小倉と博多を結ぶ際は,どこを通しても避けられないのが実情であったが...
室木トンネルはその地下を採掘していたようであり,地山内の応力が現在なお再配分中であることが予測されるので,完成後のトンネルにどのような影響があらわれるかが問題とされるところである
半世紀が経過、室木トンネル地下の古洞水は問題なかったということなのだろう。
山陽新幹線福岡トンネル東坑口、破砕帯の難工事については「開業50周年が近い山陽新幹線の岡山~博多間」で少しだけふれた。
図郭の北部に「きん」鉱山記号がある。宗像市 によると、河東鉱山は江戸時代に福岡藩の金山として開発され、昭和30年代まで銅・鉛・亜鉛鉱石が採掘されていたとのこと。関門層群の下関亜層群の輝石安山岩類と脇野亜層群の泥岩みたい。
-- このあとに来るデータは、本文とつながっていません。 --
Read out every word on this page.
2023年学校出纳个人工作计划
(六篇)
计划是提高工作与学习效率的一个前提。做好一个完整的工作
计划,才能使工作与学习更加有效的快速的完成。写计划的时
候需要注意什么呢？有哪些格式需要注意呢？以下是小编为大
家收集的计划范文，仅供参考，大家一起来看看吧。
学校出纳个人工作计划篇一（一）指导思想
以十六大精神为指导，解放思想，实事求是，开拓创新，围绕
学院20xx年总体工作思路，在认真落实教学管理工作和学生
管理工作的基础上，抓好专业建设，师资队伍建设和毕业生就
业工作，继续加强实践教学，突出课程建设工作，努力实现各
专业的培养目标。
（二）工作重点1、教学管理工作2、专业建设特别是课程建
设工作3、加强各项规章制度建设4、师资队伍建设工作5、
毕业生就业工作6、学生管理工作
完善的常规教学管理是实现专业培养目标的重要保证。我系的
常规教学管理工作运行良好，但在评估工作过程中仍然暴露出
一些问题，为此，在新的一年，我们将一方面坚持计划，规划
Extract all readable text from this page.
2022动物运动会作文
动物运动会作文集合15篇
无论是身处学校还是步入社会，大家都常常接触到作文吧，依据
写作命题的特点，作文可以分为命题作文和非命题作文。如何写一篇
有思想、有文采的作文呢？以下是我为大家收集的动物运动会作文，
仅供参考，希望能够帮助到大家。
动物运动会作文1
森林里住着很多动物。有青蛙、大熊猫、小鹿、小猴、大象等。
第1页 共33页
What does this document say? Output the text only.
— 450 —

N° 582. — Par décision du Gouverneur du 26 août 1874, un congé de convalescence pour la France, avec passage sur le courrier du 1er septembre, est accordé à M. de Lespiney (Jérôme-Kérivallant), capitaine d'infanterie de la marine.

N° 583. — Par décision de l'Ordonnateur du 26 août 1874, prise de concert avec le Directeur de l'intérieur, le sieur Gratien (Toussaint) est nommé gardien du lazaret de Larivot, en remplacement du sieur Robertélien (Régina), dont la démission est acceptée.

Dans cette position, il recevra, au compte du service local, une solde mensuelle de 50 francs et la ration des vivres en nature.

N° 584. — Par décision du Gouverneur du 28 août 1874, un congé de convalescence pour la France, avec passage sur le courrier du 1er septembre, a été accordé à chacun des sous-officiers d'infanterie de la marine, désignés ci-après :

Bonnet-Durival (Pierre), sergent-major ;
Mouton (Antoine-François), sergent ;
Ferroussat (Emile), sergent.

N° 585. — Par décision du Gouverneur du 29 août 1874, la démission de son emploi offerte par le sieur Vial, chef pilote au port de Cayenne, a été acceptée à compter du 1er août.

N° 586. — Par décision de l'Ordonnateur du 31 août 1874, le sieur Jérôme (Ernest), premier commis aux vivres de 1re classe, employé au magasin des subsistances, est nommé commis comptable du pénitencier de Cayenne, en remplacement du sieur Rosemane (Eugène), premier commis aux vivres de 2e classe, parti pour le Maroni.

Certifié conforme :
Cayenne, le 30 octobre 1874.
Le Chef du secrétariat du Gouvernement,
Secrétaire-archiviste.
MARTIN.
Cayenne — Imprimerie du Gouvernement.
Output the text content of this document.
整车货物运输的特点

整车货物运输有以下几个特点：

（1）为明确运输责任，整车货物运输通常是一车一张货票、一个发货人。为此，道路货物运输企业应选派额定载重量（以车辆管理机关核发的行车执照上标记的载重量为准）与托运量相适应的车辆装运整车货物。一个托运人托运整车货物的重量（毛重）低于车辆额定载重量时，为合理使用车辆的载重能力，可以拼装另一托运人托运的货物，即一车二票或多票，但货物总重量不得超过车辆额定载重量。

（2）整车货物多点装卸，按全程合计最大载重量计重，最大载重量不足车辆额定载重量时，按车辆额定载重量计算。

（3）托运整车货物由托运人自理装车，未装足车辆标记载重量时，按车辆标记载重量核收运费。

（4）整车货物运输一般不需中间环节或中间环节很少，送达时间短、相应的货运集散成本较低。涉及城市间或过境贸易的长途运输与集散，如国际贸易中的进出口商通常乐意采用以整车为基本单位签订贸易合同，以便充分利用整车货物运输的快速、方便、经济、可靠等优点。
宗像は北九州と福岡の中間にあるため電波が弱く混信もあったとのことで、許斐山に中継所が設けられているらしい。NHKは北九州局ではなく福岡局のようだ (そもそも県内に放送局がふたつあるのが珍しい)。
赤間町のすぐ南の集落は「釣」の注記になっている。今は徳重という地籍となっているが、釣川の名の由来はここかな?
上記の図郭中には熊ヶ城や笠木城などの山城、竹原や百塚や剣塚などの古墳が数多ある。高精細のDEMが整備されたら新たな未知の発見もあるのではなかろうか。
離れて40年ちかくも経つと、故郷とはいえいろいろ忘れている。たまに帰省すると記憶の風景とはかなり変わっていて、私が通った小学校も中学校も今はない。変わらないのは犬鳴川や福智山などの山河くらい。
ついでに「遠賀川の流域と分水界」も参照を。
はんぺんを食べる文化が九州にはない...と、むかし豆腐製造会社で働いていた母が言っていた。今はどうなのか知らない。
食文化で地方の独自性が失われ全国で平均化が進むとつまらない。
うまかっちゃん、ふつうは九州地方でしか売られていないが、ハウス食品の販売戦略は正しいと思う
ただし首都圏ではドンキホーテで入手可能。ありがたいが少々残念でもある。
横浜から福岡へ何か贈ろうと考えた場合、関東の農産物や海産物を送っても意味がない (九州産のほうが美味いから)。
しかたないので、ありあけのハーバーとか鳩サブレーなどになってしまう。